Startled by his observation, I asked him what he meant. By the end of his explanation, I learned his father had raised him frequently observing that he really wasn’t “smart enough.”
Haunted by this man’s evaluation of himself, I’ve been paying attention to others’. When I note a person with healthy self-confidence, I ask about his or her father. Likewise, I’ve asked a number of people who fail to see their own gifts about their fathers, too.
In this admittedly unscientific survey, a picture emerges: We seem to carry our fathers’ opinions of us throughout our lives.
Turning instead to the hard science about the effects of fathers on their children, a number of studies indicate that fathers’ opinions—more than mothers’—have an enormous impact on their children's sense of self-worth.
Mothers matter, too, but father power may have a greater influence. Children expect praise from their mothers so they discount a lot of what their moms have to say.
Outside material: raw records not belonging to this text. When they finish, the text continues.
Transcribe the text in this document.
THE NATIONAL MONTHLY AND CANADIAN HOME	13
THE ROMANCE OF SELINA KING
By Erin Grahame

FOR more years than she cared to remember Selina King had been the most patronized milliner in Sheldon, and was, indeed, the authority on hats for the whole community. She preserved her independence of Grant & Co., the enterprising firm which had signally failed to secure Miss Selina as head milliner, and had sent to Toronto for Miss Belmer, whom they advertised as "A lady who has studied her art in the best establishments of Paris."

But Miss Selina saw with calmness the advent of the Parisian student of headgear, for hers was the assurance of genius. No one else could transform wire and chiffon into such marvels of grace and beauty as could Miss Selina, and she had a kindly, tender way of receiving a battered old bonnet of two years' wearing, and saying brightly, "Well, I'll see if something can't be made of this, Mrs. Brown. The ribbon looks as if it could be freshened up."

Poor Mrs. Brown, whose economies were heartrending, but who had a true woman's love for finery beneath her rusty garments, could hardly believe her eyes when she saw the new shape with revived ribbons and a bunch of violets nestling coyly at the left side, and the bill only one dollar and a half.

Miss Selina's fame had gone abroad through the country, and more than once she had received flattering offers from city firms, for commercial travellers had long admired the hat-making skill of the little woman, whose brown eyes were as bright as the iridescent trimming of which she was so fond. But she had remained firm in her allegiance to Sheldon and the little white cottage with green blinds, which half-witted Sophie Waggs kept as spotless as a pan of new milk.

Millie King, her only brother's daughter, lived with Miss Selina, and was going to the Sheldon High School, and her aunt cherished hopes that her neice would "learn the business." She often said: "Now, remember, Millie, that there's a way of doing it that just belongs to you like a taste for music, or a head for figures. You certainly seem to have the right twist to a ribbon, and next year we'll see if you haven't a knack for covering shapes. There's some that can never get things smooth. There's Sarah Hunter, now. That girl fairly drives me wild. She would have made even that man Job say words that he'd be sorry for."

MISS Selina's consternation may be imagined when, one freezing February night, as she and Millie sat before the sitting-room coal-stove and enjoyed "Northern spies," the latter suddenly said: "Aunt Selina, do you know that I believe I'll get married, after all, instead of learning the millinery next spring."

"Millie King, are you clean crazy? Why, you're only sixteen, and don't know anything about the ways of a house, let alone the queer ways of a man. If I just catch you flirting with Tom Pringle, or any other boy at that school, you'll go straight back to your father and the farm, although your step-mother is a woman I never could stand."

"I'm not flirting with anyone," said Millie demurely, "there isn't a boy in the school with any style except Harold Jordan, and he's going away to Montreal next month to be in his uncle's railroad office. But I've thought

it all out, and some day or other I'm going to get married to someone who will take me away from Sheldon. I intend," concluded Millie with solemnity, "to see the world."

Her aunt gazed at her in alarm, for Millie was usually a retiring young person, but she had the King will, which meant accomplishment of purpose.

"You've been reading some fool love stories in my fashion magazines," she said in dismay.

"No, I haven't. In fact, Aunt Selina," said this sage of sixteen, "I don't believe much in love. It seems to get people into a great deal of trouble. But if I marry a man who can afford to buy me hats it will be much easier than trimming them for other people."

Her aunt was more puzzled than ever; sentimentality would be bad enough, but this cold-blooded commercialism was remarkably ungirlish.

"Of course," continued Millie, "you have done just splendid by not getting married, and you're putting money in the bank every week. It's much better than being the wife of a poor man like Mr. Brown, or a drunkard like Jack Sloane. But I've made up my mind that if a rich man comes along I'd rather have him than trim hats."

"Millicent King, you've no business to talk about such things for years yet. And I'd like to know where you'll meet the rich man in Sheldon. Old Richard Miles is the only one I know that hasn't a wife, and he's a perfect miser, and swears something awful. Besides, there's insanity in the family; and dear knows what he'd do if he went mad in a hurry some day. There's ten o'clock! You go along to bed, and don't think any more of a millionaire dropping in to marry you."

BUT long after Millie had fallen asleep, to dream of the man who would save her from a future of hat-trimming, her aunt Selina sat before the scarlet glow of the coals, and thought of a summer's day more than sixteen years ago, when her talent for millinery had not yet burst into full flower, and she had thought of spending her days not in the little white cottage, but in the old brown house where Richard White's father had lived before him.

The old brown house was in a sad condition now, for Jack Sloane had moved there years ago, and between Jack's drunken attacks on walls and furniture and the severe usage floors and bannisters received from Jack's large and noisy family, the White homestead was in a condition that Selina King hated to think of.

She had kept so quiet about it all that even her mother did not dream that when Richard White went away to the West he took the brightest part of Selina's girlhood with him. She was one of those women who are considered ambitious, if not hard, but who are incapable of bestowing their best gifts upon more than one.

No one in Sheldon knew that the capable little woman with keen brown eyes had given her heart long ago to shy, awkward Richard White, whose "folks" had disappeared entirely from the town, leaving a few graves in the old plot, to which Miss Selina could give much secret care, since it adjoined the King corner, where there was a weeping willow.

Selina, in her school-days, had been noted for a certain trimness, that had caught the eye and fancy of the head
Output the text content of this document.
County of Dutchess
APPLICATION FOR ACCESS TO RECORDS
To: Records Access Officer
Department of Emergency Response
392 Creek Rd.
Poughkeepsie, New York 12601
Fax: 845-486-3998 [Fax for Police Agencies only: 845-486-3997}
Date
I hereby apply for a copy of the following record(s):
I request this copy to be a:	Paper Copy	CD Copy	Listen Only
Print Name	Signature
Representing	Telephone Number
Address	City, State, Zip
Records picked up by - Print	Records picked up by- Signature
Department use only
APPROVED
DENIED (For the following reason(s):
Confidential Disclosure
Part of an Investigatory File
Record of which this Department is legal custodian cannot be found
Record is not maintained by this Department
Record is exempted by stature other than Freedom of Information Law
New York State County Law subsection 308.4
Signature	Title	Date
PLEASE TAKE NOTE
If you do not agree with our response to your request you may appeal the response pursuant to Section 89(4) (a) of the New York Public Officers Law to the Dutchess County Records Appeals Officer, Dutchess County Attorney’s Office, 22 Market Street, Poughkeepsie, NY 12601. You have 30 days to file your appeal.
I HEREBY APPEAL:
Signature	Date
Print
But dads’ words echo for years.
And it’s more than just what dads say that matters. It’s also their very presence. The National Fatherhood Initiative (NFI) conducts research about differences in children related to their dads. According to Wade Horn, Ph. D. and Tom Sylvester of NFI, sustained contact with Dad is the strongest predictor of a son’s self-esteem. The most important single factor for daughters’ self-esteem is physical affection from their fathers. In both cases the crucial nature of Dad’s role is evident.
The authors also point to the impact fathers have on controlling antisocial behaviors in their children. In their book Father Facts, the authors share studies which show that “father love” is a better predictor than “mother love” for certain outcomes including absence of behavior problems and substance abuse, and overall mental health and well-being.
While they are often minimized by television sitcoms and other popular media, the truth remains: Dads Matter.